Thursday, January 07, 2010

Federal Bailout For US States In 2010?

In spite the seemingly sanguine outlook radiated by the key markets, which appears to be reflected on many economic indicators as to signify a 'recovery', fiscal conditions of US states continue to languish.

That's because the profligate spending during the boom days haven't not been filled by falling tax revenues amidst the recent recession until the present. And this has resulted to huge budget deficits for US states.

The chart below by Casey Research shows of the dramatic fall of State revenues over the last 12 months.


According to Casey's Bud Conrad, ``The important point is that the revenues are still in decline, indicating that we are not yet out of the recession."

State fiscal conditions are lagging indicators.

Nevertheless last year's collapse in State revenues, which appears to have bottomed, still reflects on the fragile state of the US economy.

Moreover, the enormous deficits will likely entail a drastic austerity (cut in social services and bureaucratic personnel) or raise taxes or entreat for a Federal bailout in 2010 or a combination of these measures.


The Center on Budget and Policy expects budget shortfalls for the 48 States at an estimated $193 billion for 2010 and $180 billion for 2011, or some $350 billion for the next two years.

Possibly compounded by the deficits haunting the US public pension system and the still struggling real estate industry whose next wave of resets [see 5 Reasons Why The Recent Market Slump Is Not What Mainstream Expects],may further place additional strains on the crisis affected States, the Federal government may likely to opt for a bailout route.

And in accord with Minyanville's Todd Harrison who recently wrote,

``States across the union -- particularly those that benefited from the housing bubble and the taxable income associated with it -- are now experiencing a massive reversal of those golden years. The decline is so swift that it will take several years for the real estate reset to flush its way through municipal budgets.Additionally, The US public pension system -- one of our 2009 themes -- faces a higher-than-expected shortfall of $2 trillion that will increase pressure on strained finances and further crimp economic growth, according to the chairman of New Jersey’s pension fund, as quoted in the Financial Times.

``This evolution should lead to a comprehensive Federal bailout package in 2010. TARP money returned to the government will likely be funneled back to the states, including but not limited to Arizona, California, and New York, as taxpayers shoulder the load and bear the burden of our outsized societal largesse."
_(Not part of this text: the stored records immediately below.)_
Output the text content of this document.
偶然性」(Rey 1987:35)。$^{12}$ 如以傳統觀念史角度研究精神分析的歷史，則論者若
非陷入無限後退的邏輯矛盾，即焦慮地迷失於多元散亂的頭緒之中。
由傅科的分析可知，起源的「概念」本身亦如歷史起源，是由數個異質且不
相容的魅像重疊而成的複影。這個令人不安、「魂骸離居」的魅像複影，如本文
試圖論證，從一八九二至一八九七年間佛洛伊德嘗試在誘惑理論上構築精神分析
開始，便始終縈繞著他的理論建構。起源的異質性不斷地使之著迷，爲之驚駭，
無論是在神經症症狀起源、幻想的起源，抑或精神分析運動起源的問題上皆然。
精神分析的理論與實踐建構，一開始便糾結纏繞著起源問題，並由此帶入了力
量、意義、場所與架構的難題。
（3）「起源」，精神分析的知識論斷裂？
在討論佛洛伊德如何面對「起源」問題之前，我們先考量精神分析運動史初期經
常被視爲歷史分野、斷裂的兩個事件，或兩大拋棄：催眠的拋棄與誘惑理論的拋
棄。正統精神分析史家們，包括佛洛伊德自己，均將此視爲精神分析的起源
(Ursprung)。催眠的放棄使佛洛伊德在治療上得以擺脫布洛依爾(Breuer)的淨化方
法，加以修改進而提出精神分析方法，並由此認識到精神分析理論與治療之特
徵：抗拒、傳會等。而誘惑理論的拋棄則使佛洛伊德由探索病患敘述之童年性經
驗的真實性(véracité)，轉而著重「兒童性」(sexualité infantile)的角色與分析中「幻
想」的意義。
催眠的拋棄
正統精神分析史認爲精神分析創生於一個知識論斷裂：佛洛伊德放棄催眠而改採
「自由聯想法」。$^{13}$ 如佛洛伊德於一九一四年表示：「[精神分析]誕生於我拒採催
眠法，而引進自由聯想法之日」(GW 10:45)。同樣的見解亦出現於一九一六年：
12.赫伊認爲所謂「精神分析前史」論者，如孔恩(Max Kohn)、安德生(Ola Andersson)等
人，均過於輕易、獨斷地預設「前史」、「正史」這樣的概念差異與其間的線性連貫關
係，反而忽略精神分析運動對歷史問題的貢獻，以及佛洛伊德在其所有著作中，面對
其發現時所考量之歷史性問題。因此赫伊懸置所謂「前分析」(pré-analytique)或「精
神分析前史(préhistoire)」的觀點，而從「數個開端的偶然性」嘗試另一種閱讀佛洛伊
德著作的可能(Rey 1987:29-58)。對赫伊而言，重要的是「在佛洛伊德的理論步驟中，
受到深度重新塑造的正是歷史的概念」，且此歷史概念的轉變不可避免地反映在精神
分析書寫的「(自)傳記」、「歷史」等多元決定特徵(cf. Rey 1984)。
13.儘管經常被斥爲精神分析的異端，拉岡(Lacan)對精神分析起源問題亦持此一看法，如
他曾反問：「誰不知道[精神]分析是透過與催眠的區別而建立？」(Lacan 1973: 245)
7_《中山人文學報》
Finally, while authorities appear to be engaged in a rhetorical deliberation towards a transition to an "exit" mode, where administrative (but political) therapy is supposed to pave way for organic growth dynamics, it is my view that 2010 will continue with policy accommodations (a euphemism for inflationism).

Nonetheless the string of prospective interventions will also likely put pressure on US savings, as shown in the chart below from Bloomberg's chart of the day...


...where government expenditures have more than offset accrued savings from individuals and corporations.

To quote the Bloomberg article,

``The savings shortfall widened to negative 2.3 percent in the first three quarters of last year from negative 0.2 percent in all of 2008. Before 2008, there hadn’t been a full-year drop since 1934, the last year of a four-year period when rates were below zero.

``Deficit spending by the federal government reduced net savings at an annual rate of $1.33 trillion during last year’s third quarter. State and local government deficits widened the gap by another $14.9 billion. At the same time, personal and corporate savings increased by a record $983 billion."

The grand question is who gets to finance this shortfall? The answer of which is likely to determine the fate of the markets for 2010.